Lang lebe Mama!

Unsere Kolumnistin träumt von ihrem 120. Geburtstag. Entschuldigung, riecht es da etwa nach Grillfleisch, Steaks womöglich?

Illustration von eine Schokoladen-Torte mit sehr vielen Kerzen, auf der eine muskulöse Frau ein Gewicht stemmt.
Darum sollten Sie diesen Artikel lesen:
  • Dieser Artikel ist ein humorvoller und nachdenklicher Blick auf den Trend der Langlebigkeit. Er regt dazu an, über das eigene Leben, Gesundheit und die Zukunft nachzudenken – mit einer Mischung aus witzigen Träumen und realistischen Überlegungen.
Text: Ninia LaGrande
Prävention
01/2025

Familien-Kolumne

Für mich bist du mit 41 alt, Mama.“ Das Kind hat mich extra an sein Bett gerufen, um mir diesen freundlichen Einschlafgedanken mitzugeben. Ich wünsche eine gute Nacht. Zurück auf dem Sofa schaue ich den Mann an. „Warum starrst du mich so an?“, fragt er verwirrt. „Fühlst du dich alt?“, frage ich. Er antwortet nicht. Stattdessen erklärt die Moderatorin im Fernsehen einen neuen Trend: Longevity. Ja, auch sie stolpert über das Wort. Es bedeutet Langlebigkeit. Es ist modern, möglichst lange zu leben – und dabei gesund und fit zu bleiben. Plötzlich will ich es Kind und Mann beweisen. Ich bin mir sicher: Langlebigkeit, das wird mein Ding!

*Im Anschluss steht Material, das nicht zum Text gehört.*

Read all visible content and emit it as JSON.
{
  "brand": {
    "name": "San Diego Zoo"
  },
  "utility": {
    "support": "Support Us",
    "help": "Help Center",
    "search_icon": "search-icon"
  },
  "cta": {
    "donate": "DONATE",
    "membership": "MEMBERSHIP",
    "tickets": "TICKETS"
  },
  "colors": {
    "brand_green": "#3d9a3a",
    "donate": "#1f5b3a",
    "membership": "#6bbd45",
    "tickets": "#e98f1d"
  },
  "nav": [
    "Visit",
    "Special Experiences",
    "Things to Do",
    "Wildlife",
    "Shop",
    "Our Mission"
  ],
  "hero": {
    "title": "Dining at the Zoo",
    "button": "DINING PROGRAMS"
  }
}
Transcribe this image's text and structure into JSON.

Wir schreiben das Jahr 2103. Ich feiere meinen 120. Geburtstag. Seit 80 Jahren habe ich Fast-Food-Restaurants nicht von innen gesehen. Eine Software überwacht meinen Schlafrhythmus. Ich weiß nicht nur, was Telomere sind, also die Schutzkappen an den Enden der Chromoso-men, ich kenne auch die Länge meiner eigenen.

Der Mann ist für seine 118 Jahre recht eingerostet. Kürzlich musste ich unsere jährliche Wanderung auf das Matterhorn allein durchziehen. Seine Knie. Ich will gerade auf das Laufband, da ist das Kind, junge 86, am Telefon: „Und, was macht ihr Schönes?“ Festen Schrittes bewältige ich die morgendlichen fünf Kilometer, trinke mein lauwarmes Wasser mit einem Spritzer Apfelessig und schlucke die Supplements. „Ach, Schatz, ich weiß nicht. Ich habe alles gesehen“, seufze ich.

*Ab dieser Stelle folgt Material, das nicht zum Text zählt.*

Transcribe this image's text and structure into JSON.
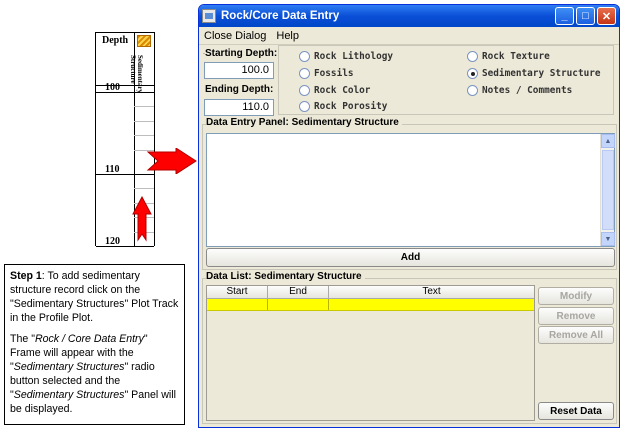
{
  "plot": {
    "depth_label": "Depth",
    "track_label_line1": "Sedimentary",
    "track_label_line2": "Structure",
    "tick_labels": [
      "100",
      "110",
      "120"
    ]
  },
  "step": {
    "heading": "Step 1",
    "para1": ": To add sedimentary structure record click on the \"Sedimentary Structures\" Plot Track in the Profile Plot.",
    "para2_a": "The \"",
    "para2_b": "Rock / Core Data Entry",
    "para2_c": "\" Frame will appear with the \"",
    "para2_d": "Sedimentary Structures",
    "para2_e": "\" radio button selected and the \"",
    "para2_f": "Sedimentary Structures",
    "para2_g": "\" Panel will be displayed."
  },
  "window": {
    "title": "Rock/Core Data Entry",
    "menu": [
      "Close Dialog",
      "Help"
    ],
    "starting_depth_label": "Starting Depth:",
    "starting_depth_value": "100.0",
    "ending_depth_label": "Ending Depth:",
    "ending_depth_value": "110.0",
    "radios": [
      {
        "label": "Rock Lithology",
        "selected": false
      },
      {
        "label": "Fossils",
        "selected": false
      },
      {
        "label": "Rock Color",
        "selected": false
      },
      {
        "label": "Rock Porosity",
        "selected": false
      },
      {
        "label": "Rock Texture",
        "selected": false
      },
      {
        "label": "Sedimentary Structure",
        "selected": true
      },
      {
        "label": "Notes / Comments",
        "selected": false
      }
    ],
    "entry_panel_label": "Data Entry Panel: Sedimentary Structure",
    "add_label": "Add",
    "list_label": "Data List: Sedimentary Structure",
    "columns": [
      "Start",
      "End",
      "Text"
    ],
    "buttons": {
      "modify": "Modify",
      "remove": "Remove",
      "remove_all": "Remove All",
      "reset": "Reset Data"
    }
  },
  "colors": {
    "titlebar": "#0a4fd6",
    "selected_row": "#ffff00",
    "arrow": "#ff0000"
  }
}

Das Kind verspricht, direkt eine Drohne mit einem guten Buch loszuschicken. Ich gehe in den Garten, bewusst frische Luft atmen. Von der Terrasse des neuen Nachbarn wabert plötzlich ein Duft herüber, den ich gut verdrängt, ja, fast vergessen hatte. Meine Beine tragen mich direkt zum Zaun. Drüben steht ein großer Grill, der mit seinen automatisierten Greifarmen frische Steaks auf den Rost legt, dreht und gegrillt auf einen Teller stapelt.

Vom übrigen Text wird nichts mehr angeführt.